Everything from the way you take damage via a traffic light degradation system to saving your game through notepads and not typewriters feels like Resident Evil, but that’s the point. It’s a vessel for what is really going on, yet it still feels authentic to play. You forget it’s a game within a game until your friend’s message notification pops up in the corner of the screen. “Have you met the girl?” he said, and although at that point I hadn’t, I was waiting for that moment to arrive. In the meantime, I explored the halls of the manor, met some creepy rich asshole in his study, shot some zombies, and solved a genuinely fascinating puzzle.
The puzzle was solved thanks to the clues given to me by my buddy, as he explains there’s a game-breaking bug involving the puzzle and proceeded to give me the answer so it didn’t happen to me. It’s very meta, but never in a forced way, and you start to get immersed in what’s going on in Night Call you forget about the room you’re in until something happened that gave me an anxious feeling in my stomach. I’m sure a light flickered in my room when I saw a body walk across the hall in Night Call, but I’m still not sure. That’s where the cleverness comes in and the two worlds start to bond into a terrifying state.
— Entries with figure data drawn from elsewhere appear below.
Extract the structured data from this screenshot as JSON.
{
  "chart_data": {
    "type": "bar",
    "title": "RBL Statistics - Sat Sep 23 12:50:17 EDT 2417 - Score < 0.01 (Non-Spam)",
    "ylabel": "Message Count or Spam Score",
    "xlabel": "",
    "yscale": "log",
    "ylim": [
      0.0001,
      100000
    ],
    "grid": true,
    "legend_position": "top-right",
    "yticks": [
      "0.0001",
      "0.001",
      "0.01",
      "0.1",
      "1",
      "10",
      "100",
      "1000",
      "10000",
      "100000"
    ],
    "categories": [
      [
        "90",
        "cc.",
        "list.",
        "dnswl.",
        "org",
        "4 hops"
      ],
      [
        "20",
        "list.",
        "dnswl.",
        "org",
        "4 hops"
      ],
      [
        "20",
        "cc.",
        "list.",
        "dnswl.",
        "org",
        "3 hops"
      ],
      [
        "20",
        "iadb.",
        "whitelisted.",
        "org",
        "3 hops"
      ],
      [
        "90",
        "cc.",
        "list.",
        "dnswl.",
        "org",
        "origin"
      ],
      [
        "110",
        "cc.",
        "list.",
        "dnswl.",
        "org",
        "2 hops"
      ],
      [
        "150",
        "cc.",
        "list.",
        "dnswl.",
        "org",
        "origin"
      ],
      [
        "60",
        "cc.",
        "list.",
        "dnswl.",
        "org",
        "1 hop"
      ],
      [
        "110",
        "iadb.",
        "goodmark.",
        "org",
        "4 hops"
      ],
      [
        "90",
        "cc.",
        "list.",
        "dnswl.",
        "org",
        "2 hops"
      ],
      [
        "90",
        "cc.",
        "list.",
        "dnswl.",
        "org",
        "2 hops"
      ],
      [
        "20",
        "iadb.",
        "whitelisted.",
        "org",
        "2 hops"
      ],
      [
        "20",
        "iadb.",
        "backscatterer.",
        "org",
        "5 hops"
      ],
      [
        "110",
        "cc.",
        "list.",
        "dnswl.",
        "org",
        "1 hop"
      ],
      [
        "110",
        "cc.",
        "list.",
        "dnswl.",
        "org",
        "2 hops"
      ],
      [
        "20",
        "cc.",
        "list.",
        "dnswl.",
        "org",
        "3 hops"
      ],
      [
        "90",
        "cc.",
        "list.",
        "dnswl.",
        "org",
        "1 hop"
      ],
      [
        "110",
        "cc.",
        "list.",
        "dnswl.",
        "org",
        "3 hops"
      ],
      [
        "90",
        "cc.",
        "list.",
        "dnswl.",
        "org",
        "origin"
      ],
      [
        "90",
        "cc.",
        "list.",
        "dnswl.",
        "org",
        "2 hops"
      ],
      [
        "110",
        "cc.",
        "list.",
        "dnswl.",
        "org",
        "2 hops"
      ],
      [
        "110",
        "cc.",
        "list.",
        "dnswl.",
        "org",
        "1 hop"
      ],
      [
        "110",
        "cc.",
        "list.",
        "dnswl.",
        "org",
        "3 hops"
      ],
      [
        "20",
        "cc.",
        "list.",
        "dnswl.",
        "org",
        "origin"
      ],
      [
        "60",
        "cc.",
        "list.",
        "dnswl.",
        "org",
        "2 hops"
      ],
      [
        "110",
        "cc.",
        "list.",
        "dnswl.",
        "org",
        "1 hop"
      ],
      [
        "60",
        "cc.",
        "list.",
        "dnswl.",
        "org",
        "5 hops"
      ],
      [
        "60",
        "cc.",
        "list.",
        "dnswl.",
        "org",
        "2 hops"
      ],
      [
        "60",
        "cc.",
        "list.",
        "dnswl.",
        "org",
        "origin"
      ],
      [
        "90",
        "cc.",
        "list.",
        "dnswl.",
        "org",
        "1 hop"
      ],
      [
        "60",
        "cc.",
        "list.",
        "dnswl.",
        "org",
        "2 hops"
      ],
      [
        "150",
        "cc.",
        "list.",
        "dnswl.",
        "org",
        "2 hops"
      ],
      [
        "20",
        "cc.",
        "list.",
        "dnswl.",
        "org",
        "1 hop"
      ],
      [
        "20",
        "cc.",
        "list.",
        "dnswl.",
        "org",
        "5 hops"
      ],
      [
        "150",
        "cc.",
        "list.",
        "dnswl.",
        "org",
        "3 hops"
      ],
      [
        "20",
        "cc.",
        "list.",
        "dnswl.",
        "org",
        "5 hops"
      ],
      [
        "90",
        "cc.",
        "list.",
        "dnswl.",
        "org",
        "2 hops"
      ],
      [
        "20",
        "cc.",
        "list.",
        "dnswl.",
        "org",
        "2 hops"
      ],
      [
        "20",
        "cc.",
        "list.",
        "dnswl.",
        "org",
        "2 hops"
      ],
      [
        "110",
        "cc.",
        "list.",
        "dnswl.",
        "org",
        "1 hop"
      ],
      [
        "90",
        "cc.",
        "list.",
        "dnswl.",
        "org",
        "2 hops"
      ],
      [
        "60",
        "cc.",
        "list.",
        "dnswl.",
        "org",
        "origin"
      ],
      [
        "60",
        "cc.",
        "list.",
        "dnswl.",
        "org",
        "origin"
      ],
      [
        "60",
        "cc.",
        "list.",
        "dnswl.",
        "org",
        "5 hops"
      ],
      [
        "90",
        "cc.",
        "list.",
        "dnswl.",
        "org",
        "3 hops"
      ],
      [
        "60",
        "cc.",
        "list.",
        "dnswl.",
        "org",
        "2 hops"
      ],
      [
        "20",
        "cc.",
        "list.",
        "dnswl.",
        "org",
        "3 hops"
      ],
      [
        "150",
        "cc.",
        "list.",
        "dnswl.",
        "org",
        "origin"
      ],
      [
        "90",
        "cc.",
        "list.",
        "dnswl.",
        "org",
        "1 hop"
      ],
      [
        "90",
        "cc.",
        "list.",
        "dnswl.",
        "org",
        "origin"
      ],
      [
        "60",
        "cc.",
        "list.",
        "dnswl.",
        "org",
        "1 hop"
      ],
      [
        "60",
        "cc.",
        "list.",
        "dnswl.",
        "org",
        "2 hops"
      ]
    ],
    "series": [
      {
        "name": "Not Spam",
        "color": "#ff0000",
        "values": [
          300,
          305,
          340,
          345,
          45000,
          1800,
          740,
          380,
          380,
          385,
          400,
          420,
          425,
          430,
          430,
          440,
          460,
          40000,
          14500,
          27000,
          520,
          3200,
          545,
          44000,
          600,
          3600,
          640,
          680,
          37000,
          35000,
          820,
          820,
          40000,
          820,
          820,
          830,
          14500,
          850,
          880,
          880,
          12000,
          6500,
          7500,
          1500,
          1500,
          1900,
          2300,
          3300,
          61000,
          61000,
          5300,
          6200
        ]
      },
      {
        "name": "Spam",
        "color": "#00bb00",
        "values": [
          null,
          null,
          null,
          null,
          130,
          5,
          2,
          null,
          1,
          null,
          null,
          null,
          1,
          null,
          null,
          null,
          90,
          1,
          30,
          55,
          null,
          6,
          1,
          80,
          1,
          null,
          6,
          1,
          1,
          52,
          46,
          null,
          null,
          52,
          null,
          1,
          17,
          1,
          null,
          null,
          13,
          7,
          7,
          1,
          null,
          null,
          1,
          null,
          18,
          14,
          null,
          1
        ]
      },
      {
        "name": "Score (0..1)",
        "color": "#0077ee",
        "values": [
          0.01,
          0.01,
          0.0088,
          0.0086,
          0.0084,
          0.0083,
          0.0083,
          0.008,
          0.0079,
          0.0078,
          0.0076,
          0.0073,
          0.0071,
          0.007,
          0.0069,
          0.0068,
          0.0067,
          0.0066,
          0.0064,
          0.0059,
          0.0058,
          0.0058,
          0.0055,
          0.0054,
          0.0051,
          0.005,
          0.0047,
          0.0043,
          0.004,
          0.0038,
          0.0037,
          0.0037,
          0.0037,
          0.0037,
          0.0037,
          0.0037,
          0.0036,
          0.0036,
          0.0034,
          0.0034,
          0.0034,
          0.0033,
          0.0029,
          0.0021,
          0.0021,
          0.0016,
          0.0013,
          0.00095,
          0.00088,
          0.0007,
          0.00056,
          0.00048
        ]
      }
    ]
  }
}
So the girl. I’d gotten to a point where I returned to the study I’d solved the puzzle in before, looking for the man who owns the manor and who’s wife turned into a zombie earlier in the game when a little girl stood at his doorway. Suddenly, she bolted towards me and I shit myself, taking a breather as I stood away from my computer and decided to explore the house I was living in in 2001. After heading to the kitchen and seeing pizzas and videotapes strewn across the house, I heard a bang and saw a letter appear underneath the door. After picking it up I turned around to see that little girl was standing there, in my world, with that same creepy look on her face.
I have no idea what’s going on in Among Ashes, but I’m so invested. There are so many cool ideas going on between both worlds that I haven’t been this excited for a horror game in a while. The authentic visuals of old-school survival horrors make Night Call such a cool game to play, but the peeling back of the curtain makes you nervous and scared. We all play these kinds of games, but the difference is we can turn them off and they’re gone. I think that’s what makes it such a clever concept; the fact we all understand how games work yet never think about what would happen if reality merged with them.
Among Ashes is coming to PC, and you can play this demo on Steam from April 15th as part of Steam FPS Fest.